Solution: Check if the framework supports .md URL variants (many documentation platforms do). If not, advise the user to set up Markdown page versions -- the specification recommends appending .md to existing URLs (e.g., example.com/docs/guide.html.md). As a fallback, HTML links still work but are less token-efficient.
Issue: Missing or weak blockquote summary
Cause: The summary is omitted or too brief to give an LLM useful context. Solution: Write a 2-4 sentence blockquote that answers: What is this project? What does it do? Who is it for? What key constraints should an LLM know? This is the single most impactful element for LLM comprehension.
Issue: Generic link descriptions
Cause: Descriptions like "API docs" or "Guide" do not help an LLM decide which link to follow.
Solution: Rewrite each description to be 10-20 words, factual, and value-oriented. Good: Complete REST API reference covering authentication, rate limiting, and all 47 endpoints. Bad: API documentation.

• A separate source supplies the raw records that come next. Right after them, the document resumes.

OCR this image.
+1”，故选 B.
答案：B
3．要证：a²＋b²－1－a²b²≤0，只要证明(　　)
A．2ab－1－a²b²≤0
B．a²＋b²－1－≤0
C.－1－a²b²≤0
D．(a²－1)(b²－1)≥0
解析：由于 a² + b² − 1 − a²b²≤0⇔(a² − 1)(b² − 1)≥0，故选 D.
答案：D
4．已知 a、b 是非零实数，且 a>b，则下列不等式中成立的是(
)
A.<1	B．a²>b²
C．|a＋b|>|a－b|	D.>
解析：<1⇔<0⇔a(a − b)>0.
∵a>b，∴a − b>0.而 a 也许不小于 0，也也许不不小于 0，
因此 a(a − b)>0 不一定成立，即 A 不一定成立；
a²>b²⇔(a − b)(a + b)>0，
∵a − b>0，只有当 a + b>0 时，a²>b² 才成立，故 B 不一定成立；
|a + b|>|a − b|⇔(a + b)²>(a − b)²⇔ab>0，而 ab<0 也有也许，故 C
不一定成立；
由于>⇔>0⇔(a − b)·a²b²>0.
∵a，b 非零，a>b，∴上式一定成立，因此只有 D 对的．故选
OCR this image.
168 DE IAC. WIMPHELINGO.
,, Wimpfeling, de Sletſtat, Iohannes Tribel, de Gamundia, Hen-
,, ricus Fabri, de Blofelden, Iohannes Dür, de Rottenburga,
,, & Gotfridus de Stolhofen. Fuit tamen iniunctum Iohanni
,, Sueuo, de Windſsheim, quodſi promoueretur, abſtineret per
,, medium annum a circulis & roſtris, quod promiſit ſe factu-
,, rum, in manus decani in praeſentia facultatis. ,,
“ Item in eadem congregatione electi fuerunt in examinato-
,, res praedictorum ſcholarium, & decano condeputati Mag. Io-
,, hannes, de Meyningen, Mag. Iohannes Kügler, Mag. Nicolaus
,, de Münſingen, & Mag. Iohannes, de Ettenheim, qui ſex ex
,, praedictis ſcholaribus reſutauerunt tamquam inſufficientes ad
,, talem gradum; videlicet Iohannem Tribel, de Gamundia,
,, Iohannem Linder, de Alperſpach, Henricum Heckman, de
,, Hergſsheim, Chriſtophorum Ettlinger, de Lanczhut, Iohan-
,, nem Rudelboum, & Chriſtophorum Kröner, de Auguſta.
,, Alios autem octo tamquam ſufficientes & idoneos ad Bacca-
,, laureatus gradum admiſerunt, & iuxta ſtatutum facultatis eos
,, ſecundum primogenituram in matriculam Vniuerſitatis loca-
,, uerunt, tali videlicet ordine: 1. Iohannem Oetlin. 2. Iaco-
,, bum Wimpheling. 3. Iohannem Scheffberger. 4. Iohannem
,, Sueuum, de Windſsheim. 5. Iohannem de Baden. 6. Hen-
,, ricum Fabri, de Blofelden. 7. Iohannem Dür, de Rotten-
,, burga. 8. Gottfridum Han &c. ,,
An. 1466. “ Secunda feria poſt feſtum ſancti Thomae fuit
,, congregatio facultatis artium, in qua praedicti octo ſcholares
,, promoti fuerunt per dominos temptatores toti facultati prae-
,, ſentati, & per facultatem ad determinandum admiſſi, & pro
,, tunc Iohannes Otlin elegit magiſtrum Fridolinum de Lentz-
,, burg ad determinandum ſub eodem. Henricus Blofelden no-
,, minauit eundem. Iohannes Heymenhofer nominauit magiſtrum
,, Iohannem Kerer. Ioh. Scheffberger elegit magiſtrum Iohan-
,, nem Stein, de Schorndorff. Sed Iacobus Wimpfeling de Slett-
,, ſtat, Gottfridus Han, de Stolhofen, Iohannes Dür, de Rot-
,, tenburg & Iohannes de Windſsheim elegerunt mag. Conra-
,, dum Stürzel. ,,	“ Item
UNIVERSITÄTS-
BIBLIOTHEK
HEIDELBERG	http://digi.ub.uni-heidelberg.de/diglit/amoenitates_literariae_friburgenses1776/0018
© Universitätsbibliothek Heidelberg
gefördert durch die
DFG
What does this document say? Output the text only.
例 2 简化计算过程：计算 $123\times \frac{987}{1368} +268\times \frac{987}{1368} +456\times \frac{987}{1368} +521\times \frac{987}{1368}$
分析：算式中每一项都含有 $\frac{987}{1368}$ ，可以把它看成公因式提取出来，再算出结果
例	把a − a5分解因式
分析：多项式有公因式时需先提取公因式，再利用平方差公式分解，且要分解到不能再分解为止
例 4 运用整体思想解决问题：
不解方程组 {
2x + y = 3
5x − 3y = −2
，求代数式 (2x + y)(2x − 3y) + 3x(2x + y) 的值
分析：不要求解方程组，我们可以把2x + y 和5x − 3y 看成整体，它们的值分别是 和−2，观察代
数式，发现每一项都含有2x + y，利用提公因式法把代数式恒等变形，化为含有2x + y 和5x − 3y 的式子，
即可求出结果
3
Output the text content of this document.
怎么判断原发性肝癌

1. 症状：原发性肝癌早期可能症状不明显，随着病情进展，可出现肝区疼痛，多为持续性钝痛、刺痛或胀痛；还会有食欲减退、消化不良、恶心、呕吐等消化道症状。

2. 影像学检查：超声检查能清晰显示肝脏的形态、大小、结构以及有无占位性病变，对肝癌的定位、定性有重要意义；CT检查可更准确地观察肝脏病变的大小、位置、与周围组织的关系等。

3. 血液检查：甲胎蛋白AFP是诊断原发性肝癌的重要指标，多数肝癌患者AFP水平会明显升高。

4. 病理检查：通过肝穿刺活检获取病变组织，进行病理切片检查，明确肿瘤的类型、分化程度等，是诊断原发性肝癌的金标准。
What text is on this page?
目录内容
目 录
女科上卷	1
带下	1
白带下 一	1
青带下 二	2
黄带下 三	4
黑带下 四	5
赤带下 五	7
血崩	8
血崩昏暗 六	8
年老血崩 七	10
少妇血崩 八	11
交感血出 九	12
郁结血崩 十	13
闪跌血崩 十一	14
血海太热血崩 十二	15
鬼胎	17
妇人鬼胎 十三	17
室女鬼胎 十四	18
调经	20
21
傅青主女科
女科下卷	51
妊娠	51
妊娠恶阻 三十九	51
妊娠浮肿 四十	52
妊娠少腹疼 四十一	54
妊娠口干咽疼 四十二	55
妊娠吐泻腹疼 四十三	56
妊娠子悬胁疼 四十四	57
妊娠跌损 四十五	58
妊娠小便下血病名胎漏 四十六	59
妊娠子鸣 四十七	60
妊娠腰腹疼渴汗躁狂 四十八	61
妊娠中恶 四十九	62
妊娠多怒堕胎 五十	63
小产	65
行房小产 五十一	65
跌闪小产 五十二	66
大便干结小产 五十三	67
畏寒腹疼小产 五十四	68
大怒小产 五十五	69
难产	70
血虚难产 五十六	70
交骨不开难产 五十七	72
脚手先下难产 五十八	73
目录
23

Issue: Using llms.txt as a sitemap replacement
Cause: Misunderstanding the standard's purpose -- llms.txt is for curation, not exhaustive indexing. Solution: llms.txt coexists with sitemap.xml. The sitemap lists every indexable page; llms.txt lists only the pages most useful for LLM consumption. Remove pages that are not useful for AI context (login, admin, legal boilerplate, duplicate content).